In the last half decade, S4E saw its revenue increase by 12% per year. That's a fairly respectable growth rate. We doubt many shareholders are ok with the fact the share price has fallen 11% each year for half a decade. Those who bought back then clearly believed in stronger growth - and maybe even profits. The lesson is that if you buy shares in a money losing company you could end up losing money.
Depicted in the graphic below, you'll see revenue and earnings over time. If you want more detail, you can click on the chart itself.
This free interactive report on S4E's balance sheet strength is a great place to start, if you want to investigate the stock further.
What about the Total Shareholder Return (TSR)?
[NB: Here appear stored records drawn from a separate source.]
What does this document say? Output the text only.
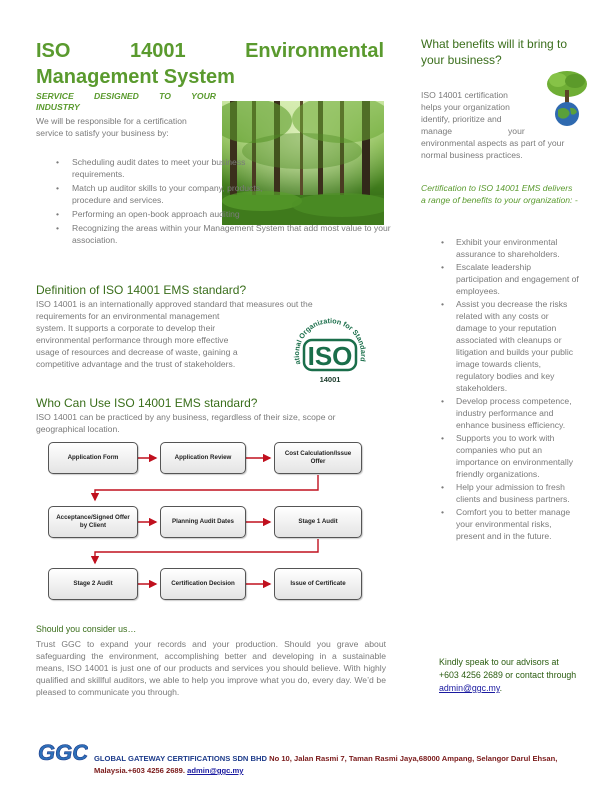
ISO	14001	Environmental
Management System
SERVICE DESIGNED TO YOUR
INDUSTRY
We will be responsible for a certification service to satisfy your business by:
• Scheduling audit dates to meet your business requirements.
• Match up auditor skills to your company, products, procedure and services.
• Performing an open-book approach auditing
• Recognizing the areas within your Management System that add most value to your association.
Definition of ISO 14001 EMS standard?
ISO 14001 is an internationally approved standard that measures out the
requirements for an environmental management
system. It supports a corporate to develop their
environmental performance through more effective
usage of resources and decrease of waste, gaining a
competitive advantage and the trust of stakeholders.	ational Organization for Standard
ISO
14001
Who Can Use ISO 14001 EMS standard?
ISO 14001 can be practiced by any business, regardless of their size, scope or geographical location.
Application Form	Application Review
Cost Calculation/Issue Offer
Acceptance/Signed Offer by Client
Planning Audit Dates	Stage 1 Audit
Stage 2 Audit	Certification Decision	Issue of Certificate
Should you consider us…
Trust GGC to expand your records and your production. Should you grave about safeguarding the environment, accomplishing better and developing in a sustainable means, ISO 14001 is just one of our products and services you should believe. With highly qualified and skillful auditors, we able to help you improve what you do, every day. We’d be pleased to communicate you through.
What benefits will it bring to your business?
ISO 14001 certification
helps your organization
identify, prioritize and
manage
environmental aspects as part of your normal business practices.
your
Certification to ISO 14001 EMS delivers a range of benefits to your organization: -
• Exhibit your environmental assurance to shareholders.
• Escalate leadership participation and engagement of employees.
• Assist you decrease the risks related with any costs or damage to your reputation associated with cleanups or litigation and builds your public image towards clients, regulatory bodies and key stakeholders.
• Develop process competence, industry performance and enhance business efficiency.
• Supports you to work with companies who put an importance on environmentally friendly organizations.
• Help your admission to fresh clients and business partners.
• Comfort you to better manage your environmental risks, present and in the future.
Kindly speak to our advisors at +603 4256 2689 or contact through admin@ggc.my.
GGC GLOBAL GATEWAY CERTIFICATIONS SDN BHD No 10, Jalan Rasmi 7, Taman Rasmi Jaya,68000 Ampang, Selangor Darul Ehsan, Malaysia.+603 4256 2689. admin@ggc.my
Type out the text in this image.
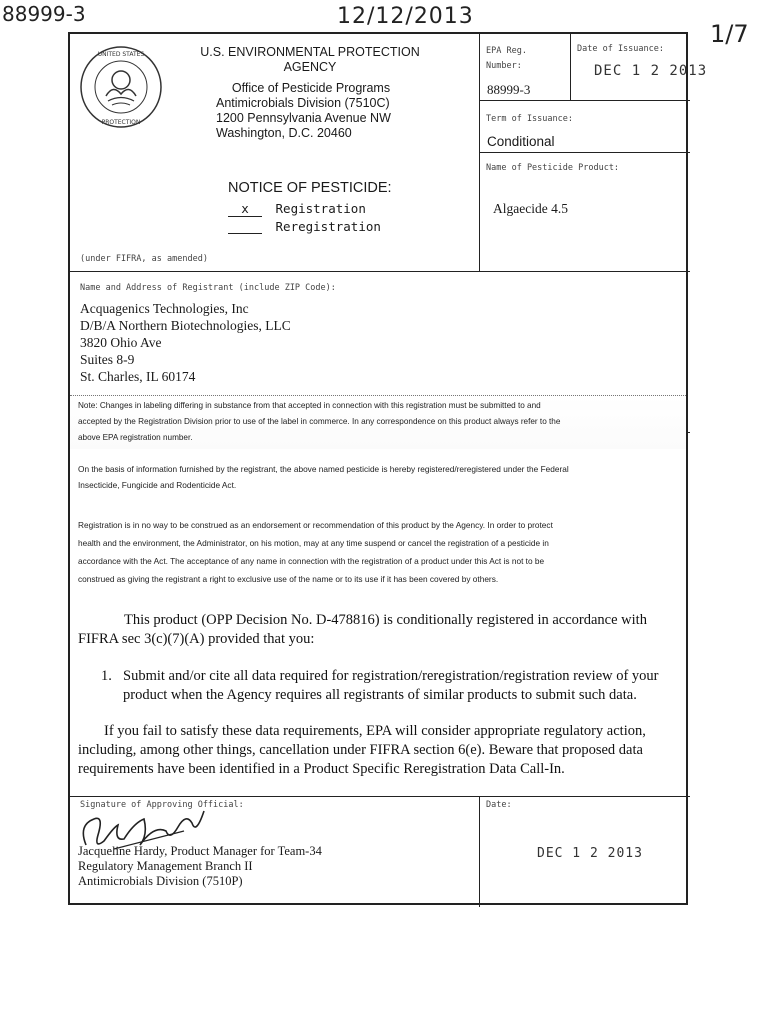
88999-3	12/12/2013
1/7
UNITED STATES
PROTECTION
U.S. ENVIRONMENTAL PROTECTION
AGENCY
Office of Pesticide Programs
Antimicrobials Division (7510C)
1200 Pennsylvania Avenue NW
Washington, D.C. 20460
NOTICE OF PESTICIDE:
x Registration
Reregistration
(under FIFRA, as amended)
EPA Reg. Number:
88999-3
Date of Issuance:
DEC 1 2 2013
Term of Issuance:
Conditional
Name of Pesticide Product:
Algaecide 4.5
Name and Address of Registrant (include ZIP Code):
Acquagenics Technologies, Inc
D/B/A Northern Biotechnologies, LLC
3820 Ohio Ave
Suites 8-9
St. Charles, IL 60174
Note: Changes in labeling differing in substance from that accepted in connection with this registration must be submitted to and
accepted by the Registration Division prior to use of the label in commerce. In any correspondence on this product always refer to the
above EPA registration number.
On the basis of information furnished by the registrant, the above named pesticide is hereby registered/reregistered under the Federal
Insecticide, Fungicide and Rodenticide Act.
Registration is in no way to be construed as an endorsement or recommendation of this product by the Agency. In order to protect
health and the environment, the Administrator, on his motion, may at any time suspend or cancel the registration of a pesticide in
accordance with the Act. The acceptance of any name in connection with the registration of a product under this Act is not to be
construed as giving the registrant a right to exclusive use of the name or to its use if it has been covered by others.
This product (OPP Decision No. D-478816) is conditionally registered in accordance with
FIFRA sec 3(c)(7)(A) provided that you:
1. Submit and/or cite all data required for registration/reregistration/registration review of your
product when the Agency requires all registrants of similar products to submit such data.
If you fail to satisfy these data requirements, EPA will consider appropriate regulatory action,
including, among other things, cancellation under FIFRA section 6(e). Beware that proposed data
requirements have been identified in a Product Specific Reregistration Data Call-In.
Signature of Approving Official:
Jacqueline Hardy, Product Manager for Team-34
Regulatory Management Branch II
Antimicrobials Division (7510P)
Date:
DEC 1 2 2013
We've already covered S4E's share price action, but we should also mention its total shareholder return (TSR). The TSR attempts to capture the value of dividends (as if they were reinvested) as well as any spin-offs or discounted capital raisings offered to shareholders. S4E's TSR of was a loss of 34% for the 5 years. That wasn't as bad as its share price return, because it has paid dividends.
A Different Perspective
While the broader market lost about 3.7% in the twelve months, S4E shareholders did even worse, losing 30%. Having said that, it's inevitable that some stocks will be oversold in a falling market. The key is to keep your eyes on the fundamental developments. Regrettably, last year's performance caps off a bad run, with the shareholders facing a total loss of 7.9% per year over five years. Generally speaking long term share price weakness can be a bad sign, though contrarian investors might want to research the stock in hope of a turnaround. You could get a better understanding of S4E's growth by checking out this more detailed historical graph of earnings, revenue and cash flow.